The script transcribes audio files in a given directory, calculates WER and generates an HTML report containing diffs, WER etc.
- It supports only Python3. First install Python3 if not already installed.
- Install virtualenv if not already installed. Run
python3 -m pip install --user virtualenv
- Create a virtual environment for the script. Navigate to the cloned directory and run
python3 -m virtualenv --python=python3 venv
. - Install Python package dependencies.
python3 -m pip install -r requirements.txt
Now you are ready to run the script.
Before running the script, activate the created virtualenv using source venv/bin/activate
(assuming you are in the repository directory where you cloned it).

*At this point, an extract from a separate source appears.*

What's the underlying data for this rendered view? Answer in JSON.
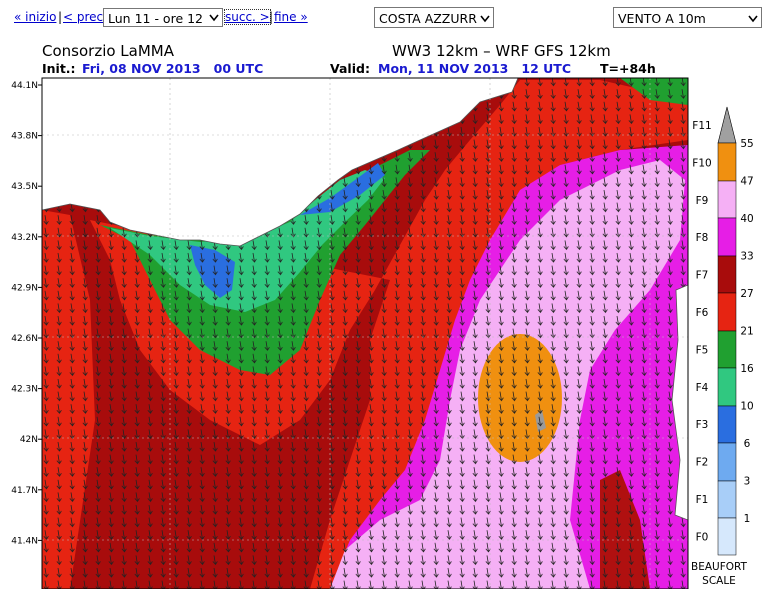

- input-dir: The directory where your audio files and their corresponding ground truth transcripts live. Audio files and transcripts must use same filename. For example, audio1.wav file's transcript name must be audio1.txt
- audio-extension: wav or mp3, default - wav
- api-endpoint: The API endpoint URL where the ASR API is deployed. default given.
Run python evaluate_asr.py --input-dir <path-to-your-testset-directory>
for executing the script.
The script will save the predicted transcript text files in input-dir
with <audio_file_name>-predicted.txt
.
It will output an HTML file outside of input-dir
with WER report and diffs between ground truth transcripts and predicted transcripts.